Es sollen Tische für eine Schule beschafft werden. Vor der Öffentlichen Ausschreibung wurde von einem Preis von 25.000 € ausgegangen. Es wurden jedoch nur Angebote oberhalb von 75.000 € eingereicht. Wenn der prognostizierte Preis i.H.v. 25.000,– € auf einer ordnungsgemäßen Markterkundung beruht, durfte hier die Ausschreibung gemäß § 17 Abs. 1 lit. c VOL/A 2009 aufgehoben werden. Nach der Aufhebung der Ausschreibung darf auf die Beschränkte Ausschreibung ausgewichen werden.
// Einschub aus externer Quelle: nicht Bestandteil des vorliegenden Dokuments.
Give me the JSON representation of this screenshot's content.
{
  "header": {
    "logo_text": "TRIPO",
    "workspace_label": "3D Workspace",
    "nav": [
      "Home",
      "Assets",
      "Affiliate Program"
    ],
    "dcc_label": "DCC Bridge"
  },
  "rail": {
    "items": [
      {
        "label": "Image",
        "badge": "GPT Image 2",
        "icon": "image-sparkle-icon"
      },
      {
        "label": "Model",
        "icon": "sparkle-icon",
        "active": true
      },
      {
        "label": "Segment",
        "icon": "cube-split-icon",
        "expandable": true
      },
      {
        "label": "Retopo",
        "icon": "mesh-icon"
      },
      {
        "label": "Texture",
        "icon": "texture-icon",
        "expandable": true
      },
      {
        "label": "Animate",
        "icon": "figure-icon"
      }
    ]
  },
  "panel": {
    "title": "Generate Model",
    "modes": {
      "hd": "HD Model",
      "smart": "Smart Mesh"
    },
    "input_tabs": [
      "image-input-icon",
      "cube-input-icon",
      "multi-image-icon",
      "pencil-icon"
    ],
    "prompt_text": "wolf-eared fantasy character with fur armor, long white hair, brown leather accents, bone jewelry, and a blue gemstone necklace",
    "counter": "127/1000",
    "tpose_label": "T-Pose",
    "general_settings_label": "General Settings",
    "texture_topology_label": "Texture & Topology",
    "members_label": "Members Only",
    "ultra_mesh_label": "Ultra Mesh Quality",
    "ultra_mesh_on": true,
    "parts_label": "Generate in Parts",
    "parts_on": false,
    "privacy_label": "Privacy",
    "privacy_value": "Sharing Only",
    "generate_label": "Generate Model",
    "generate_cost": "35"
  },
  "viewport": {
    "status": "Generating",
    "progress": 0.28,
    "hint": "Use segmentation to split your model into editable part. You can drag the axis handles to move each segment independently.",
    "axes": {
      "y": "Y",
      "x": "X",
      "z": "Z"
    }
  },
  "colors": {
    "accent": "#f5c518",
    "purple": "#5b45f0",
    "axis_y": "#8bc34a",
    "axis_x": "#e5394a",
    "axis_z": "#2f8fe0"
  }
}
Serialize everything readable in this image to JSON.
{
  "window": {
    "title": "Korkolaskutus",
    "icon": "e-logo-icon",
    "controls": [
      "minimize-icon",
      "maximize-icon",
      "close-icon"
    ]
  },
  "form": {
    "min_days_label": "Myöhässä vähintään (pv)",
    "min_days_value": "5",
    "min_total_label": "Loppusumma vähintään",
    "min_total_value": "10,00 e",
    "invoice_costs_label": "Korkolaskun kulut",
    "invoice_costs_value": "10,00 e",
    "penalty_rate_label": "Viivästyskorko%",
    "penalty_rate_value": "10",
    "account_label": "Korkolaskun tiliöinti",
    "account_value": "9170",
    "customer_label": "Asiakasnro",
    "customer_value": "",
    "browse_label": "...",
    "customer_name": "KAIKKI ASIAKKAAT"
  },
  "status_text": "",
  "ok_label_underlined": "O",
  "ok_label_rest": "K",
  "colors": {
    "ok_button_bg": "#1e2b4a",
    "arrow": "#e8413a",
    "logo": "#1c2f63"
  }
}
Kein „wirtschaftliches Ergebnis“ hat eine Öffentliche Ausschreibung aber auch dann, wenn sie gemäß § 17 Abs. 1 lit. a VOL/A 2009 aufgehoben wurde, weil nur solche Angebote eingegangen sind, die nach § 16 Abs. 3 VOL/A 2009 aufgrund formeller Mängel ausgeschlossen werden mussten.

Beispiel

Bei einem Auftrag zum Transport von radioaktivem Material haben alle Bieter unzureichende Nachweise über die Befähigung zum Umgang mit radioaktivem Material beigelegt. In diesem Fall darf die Öffentliche Ausschreibung aufgehoben werden. Dies ist aus folgendem Gedankengang abzuleiten: Bei fehlenden Nachweisen von derart grundlegender Bedeutung handelt es sich um einen formalen Mangel, der gemäß § 16 Abs. 3 lit. a VOL/A 2009 den Ausschluss des Angebots rechtfertigt. Wenn alle Bieter auszuschließen sind, ist die Ausschreibung § 17 Abs. 1 lit. a VOL/A 2009 aufzuheben. Es darf nun gemäß § 3 Abs. 4 lit. a VOL/A 2009 eine Beschränkte Ausschreibung durchgeführt werden. Denkbar ist eine Aufhebung auch, wenn zu wenige Bieter verbleiben.1EuGH, Urt. v. 11.12.2014 – C-440/13 – Croce Amica One – Transportleistungen für Organtransplantationen.

Dabei darf die Aufhebung der Ausschreibung aber nicht dazu dienen, unliebsame Auftragnehmer zu meiden. Merke: Keine Flucht in die Aufhebung, weil dem Auftraggeber der verbleibende Bieter nicht „passt“.